K-relevance - example • The sources are {sigcomm.html,sigmetrics.html} • The query is: SELECT Papers.title FROM Authors,Papers WHERE Papers.author= Authors.name AND Authors.org=‘MIT’ AND Papers.title like '%Ubiquitous%‘ AND Papers.src=Authors.src
K-relevance - example SELECT Papers.title FROM Authors,Papers WHERE Papers.author= Authors.name AND Authors.org=‘MIT’ AND Papers.title like '%Ubiquitous%‘ AND Papers.src=Authors.src • The relations are: • The query result are empty,Because there is no tuple in Authors with org=‘MIT’. • Therefore, there are no 0-relevant sources. • Moreover, even if any source will add a tuple to Papers, the result will be empty because the tuple won’t be able to join with any tuple in Authors. • Therefore, there are no 1-relevant sources via Papers.
K-relevance - example SELECT Papers.title FROM Authors,Papers WHERE Papers.author= Authors.name AND Authors.org=‘MIT’ AND Papers.title like '%Ubiquitous%‘ AND Papers.src=Authors.src • If sigcomm.html will add the tuple (sigcomm.html, John, MIT, john@google.com) to Authors, it can join with the first tuple from papers. Therefore, sigcomm.html is 1-relevant via Authors. • However, every tuple from sigmetrics.html, even (sigmetrics.html,John,MIT,john@google.com) can’t join with any tuple from Papers, because all the tuples in Papers have ‘sigcomm’ in the source column. • Therefore, the 1-relevant sources for the query are {sigcomm.html}
K-relevance - example SELECT Papers.title FROM Authors,Papers WHERE Papers.author= Authors.name AND Authors.org=‘MIT’ AND Papers.title like '%Ubiquitous%‘ AND Papers.src=Authors.src • The potential tuples: • (sigmetrics.html,Todd, MIT, todd@msn.com) from sigmetrics.html in Authors • And (sigmetrics.html, Todd, Boost Ubiquitous Access) in Papers • Can join to create the result tuple (Boost Ubiquitous Access). • Therefore, sigmetrics.html is 2-relevant source via Authors.
K-relevance - example SELECT Papers.title FROM Authors,Papers WHERE Papers.author= Authors.name AND Authors.org=‘MIT’ AND Papers.title like '%Ubiquitous%‘ AND Papers.src=Authors.src • sigmetrics.html is also 2-relevant source via Papers: • The potential tuples: • (sigmetrics.html, Todd, Boost Ubiquitous Access) from sigmetrics.html in Papers • And (sigmetrics.html,Todd, MIT, todd@msn.com) in Authors • Can join to create the result tuple (Boost Ubiquitous Access). • Sigmetrics.html is 2-relevant source of the query. • Sigcomm.html is also 2-relevant source of the query, because it’s 1-relevant source and k-relevance is monotone.

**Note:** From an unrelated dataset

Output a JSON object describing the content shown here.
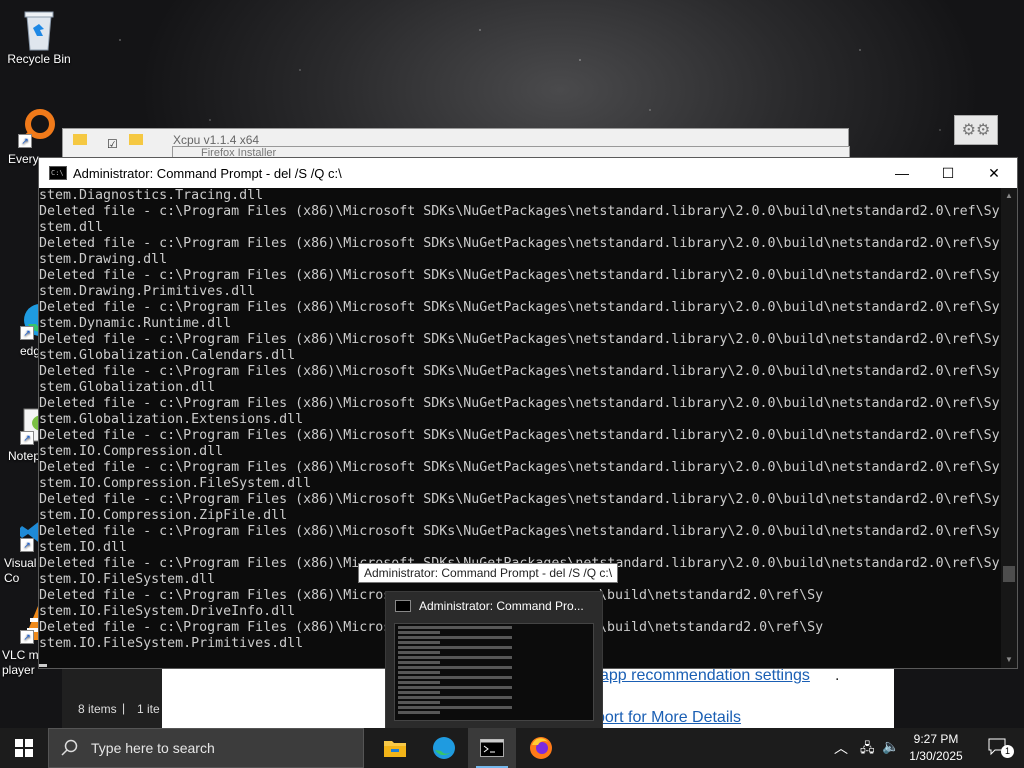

K-relevance – example - conclusion • There are no 0-relevant sources. • The only 1-relevant source is {sigcomm.html} • The 2-relevant sources are {sigcomm.html,sigmetrics.html} • The query queries only 2 relations, therefore the ∞-relevant sources are {sigcomm.html,sigmetrics.html}
K-relevance - summary • A source is 0-relevant if tuple extracted from it to one or more of the queried relations has joined to create a tuple in the query results. • A source is ∞-relevant if a potential tuple from it, in one of the relations, can join with potential tuples in the other ralations to satisfy the query and create a tuple in the results. • A source is k-relevant if a potential tuple from it, in one of the relations, can join with potential tuples in at most (k-1) of the other ralations, and with real tuples in the remaining relations to satisfy the query and create a tuple in the results.